Ed Martin, nominated by President Trump to serve as U.S. attorney for the District of Columbia, is teetering on the edge of defeat in the Senate, where a key Republican said his all-out defense of the Jan. 6 Capitol rioters disqualifies him for the role.
Mr. Martin’s looming rejection sets up a clash between the Republican-led Senate and Mr. Trump, who urged lawmakers this week to confirm him ahead of a critical May 20 deadline.
“His approval is IMPERATIVE in terms of doing all there is to be done to SAVE LIVES and to MAKE AMERICA HEALTHY AGAIN,” Mr. Trump posted on Truth Social.
Mr. Martin, who has been serving in a temporary capacity in the role since Mr. Trump’s first day in office, has already rankled Democrats and thrilled the conservative base by quashing Jan. 6 prosecutions and taking steps to bring law and order to the nation’s Capitol.
He’s fired left-leaning prosecutors, taken on D.C.’s marijuana shops and has started an inquiry into the non-profit information site Wikipedia, which he accused of manipulating information and spreading propaganda.
But Sen. Thom Tillis, a North Carolina Republican up for reelection in 2026, is about to send Mr. Martin packing.
Mr. Tillis said Tuesday he won’t give his vote of approval for Mr. Martin on the Judiciary Committee. Without it, Republicans and Democrats will remain deadlocked on his nomination, and confirmation by the full Senate, while still possible, looks less likely.
“I think a lot of it depends on the president now,” Sen. Josh Hawley, Missouri Republican, told The Washington Times. “How important is this to him? Does he urge senators to reconsider?”
Mr. Tillis said he can’t support Mr. Martin because of his handling of those charged with rioting in the Capitol on Jan. 6, 2021.
Mr. Martin, who served as a defense attorney for many of those charged, dismissed the Justice Department’s remaining cases as soon as he took on the interim post. He also fired or demoted nearly two dozen Justice Department lawyers who prosecuted Jan. 6 cases.
Mr. Tillis said he understood Mr. Martin’s concern that some of those who took part in the riot were prosecuted and punished too severely for their actions, but said Mr. Martin’s total dismissal of the cases went too far.
“I need somebody in that role who believes that every single person that came into this building illegally should have suffered some consequence,” Mr. Tillis said. “Probably not three or 10 years in prison, but they all should have had a fine. And they all should have had a penalty. And that’s where we probably had our biggest disagreement.”
Senate GOP leaders could salvage Mr. Martin’s nomination by invoking an arcane Senate rule that would allow them to move the deadlocked nominee out of committee and onto the Senate floor for a vote.
But his confirmation would be far from certain. He’d need 51 of the chamber’s 53 Republicans, and it’s likely at least one of two other GOP senators, in addition to Mr. Tillis, will vote against him.

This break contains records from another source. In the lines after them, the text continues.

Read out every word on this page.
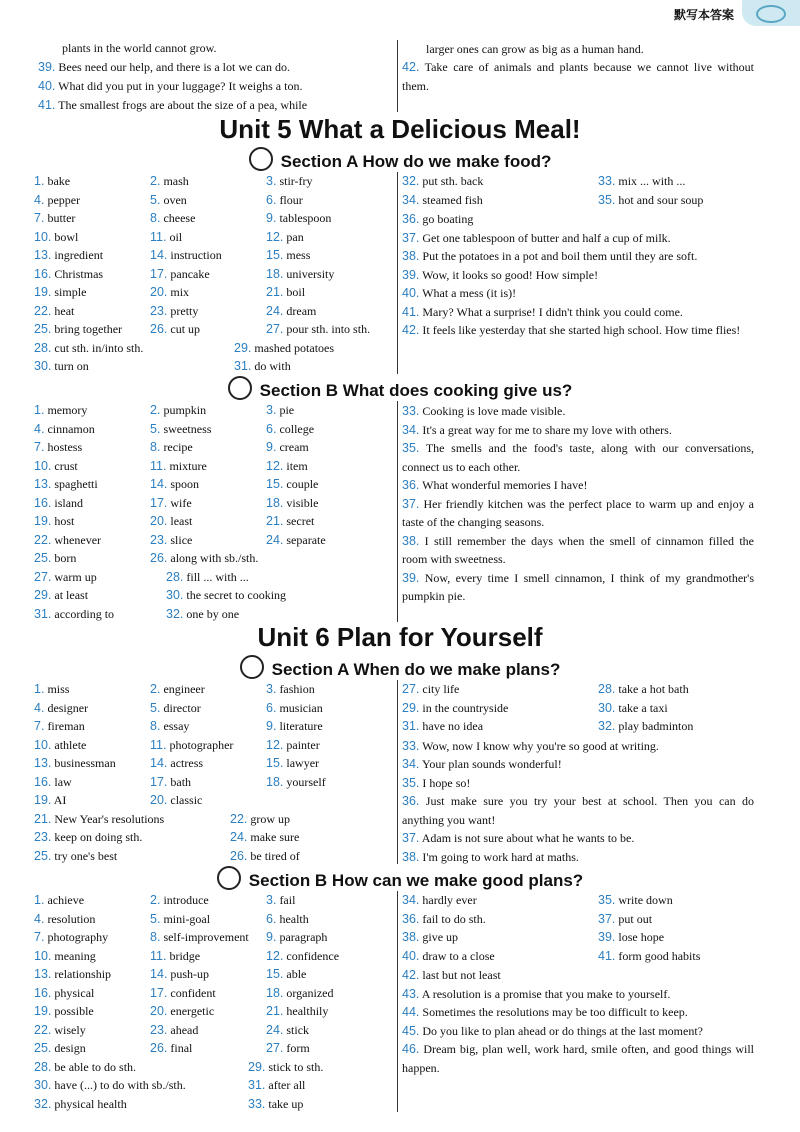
默写本答案
plants in the world cannot grow.
39. Bees need our help, and there is a lot we can do.
40. What did you put in your luggage? It weighs a ton.
41. The smallest frogs are about the size of a pea, while
larger ones can grow as big as a human hand.
42. Take care of animals and plants because we cannot live without them.
Unit 5 What a Delicious Meal!
Section A How do we make food?
1. bake	2. mash	3. stir-fry
4. pepper	5. oven	6. flour
7. butter	8. cheese	9. tablespoon
10. bowl	11. oil	12. pan
13. ingredient	14. instruction	15. mess
16. Christmas	17. pancake	18. university
19. simple	20. mix	21. boil
22. heat	23. pretty	24. dream
25. bring together 26. cut up	27. pour sth. into sth.
28. cut sth. in/into sth.	29. mashed potatoes
30. turn on	31. do with
32. put sth. back	33. mix ... with ...
34. steamed fish	35. hot and sour soup
36. go boating
37. Get one tablespoon of butter and half a cup of milk.
38. Put the potatoes in a pot and boil them until they are soft.
39. Wow, it looks so good! How simple!
40. What a mess (it is)!
41. Mary? What a surprise! I didn't think you could come.
42. It feels like yesterday that she started high school. How time flies!
Section B What does cooking give us?
1. memory	2. pumpkin	3. pie
4. cinnamon	5. sweetness	6. college
7. hostess	8. recipe	9. cream
10. crust	11. mixture	12. item
13. spaghetti	14. spoon	15. couple
16. island	17. wife	18. visible
19. host	20. least	21. secret
22. whenever	23. slice	24. separate
25. born	26. along with sb./sth.
27. warm up	28. fill ... with ...
29. at least	30. the secret to cooking
31. according to	32. one by one
33. Cooking is love made visible.
34. It's a great way for me to share my love with others.
35. The smells and the food's taste, along with our conversations, connect us to each other.
36. What wonderful memories I have!
37. Her friendly kitchen was the perfect place to warm up and enjoy a taste of the changing seasons.
38. I still remember the days when the smell of cinnamon filled the room with sweetness.
39. Now, every time I smell cinnamon, I think of my grandmother's pumpkin pie.
Unit 6 Plan for Yourself
Section A When do we make plans?
1. miss	2. engineer	3. fashion
4. designer	5. director	6. musician
7. fireman	8. essay	9. literature
10. athlete	11. photographer	12. painter
13. businessman	14. actress	15. lawyer
16. law	17. bath	18. yourself
19. AI	20. classic
21. New Year's resolutions	22. grow up
23. keep on doing sth.	24. make sure
25. try one's best	26. be tired of
27. city life	28. take a hot bath
29. in the countryside	30. take a taxi
31. have no idea	32. play badminton
33. Wow, now I know why you're so good at writing.
34. Your plan sounds wonderful!
35. I hope so!
36. Just make sure you try your best at school. Then you can do anything you want!
37. Adam is not sure about what he wants to be.
38. I'm going to work hard at maths.
Section B How can we make good plans?
1. achieve	2. introduce	3. fail
4. resolution	5. mini-goal	6. health
7. photography	8. self-improvement 9. paragraph
10. meaning	11. bridge	12. confidence
13. relationship	14. push-up	15. able
16. physical	17. confident	18. organized
19. possible	20. energetic	21. healthily
22. wisely	23. ahead	24. stick
25. design	26. final	27. form
28. be able to do sth.	29. stick to sth.
30. have (...) to do with sb./sth.	31. after all
32. physical health	33. take up
34. hardly ever	35. write down
36. fail to do sth.	37. put out
38. give up	39. lose hope
40. draw to a close	41. form good habits
42. last but not least
43. A resolution is a promise that you make to yourself.
44. Sometimes the resolutions may be too difficult to keep.
45. Do you like to plan ahead or do things at the last moment?
46. Dream big, plan well, work hard, smile often, and good things will happen.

“We will cross that bridge if and when we come to it, but it’s ultimately going to be a decision that the Judiciary Committee makes first,” Senate Majority Leader John Thune, South Dakota Republican, said Tuesday.
The Judiciary panel punted on a chance to consider his nomination, and conservatives are warning the Senate not to wait.
After May 20, Chief Judge of the District Court James Boasberg, who has blocked several of Mr. Trump’s executive actions, would be authorized to appoint an interim U.S. attorney if the Senate does not confirm Mr. Martin or another Trump pick, the law stipulates.
“People are not appreciating the magnitude of the Ed Martin situation,” said Mike Benz, executive director of the free-speech watchdog group Foundation For Freedom Online. “The prosecutor is on top of the FBI. He runs all DC criminal investigations. He is the choke point for DC’s worst secrets. If Ed Martin is blocked, and Boasberg picks, Trump 2.0’s momentum is totally paralyzed.”
Mr. Martin has rankled D.C. residents and the government by appearing to step on the federal enclave’s limited autonomy.
In the latest clash, Mr. Martin warned a medical marijuana dispensary located near a Catholic school in the affluent Palisades neighborhood it “appears to be operating in violation of federal law,” and threatened penalties.
Marijuana remains illegal at the federal level but the D.C. government decriminalized the drug a decade ago and allows medical marijuana dispensaries to operate throughout the city and employ a loophole to expand sales.
In March, the Trump administration issued an executive order to “Make the District of Columbia Safe and Beautiful.”
It listed the decriminalization of pot as one of D.C.’s “failed policies” that “opened the doors to disorder — and criminals noticed.”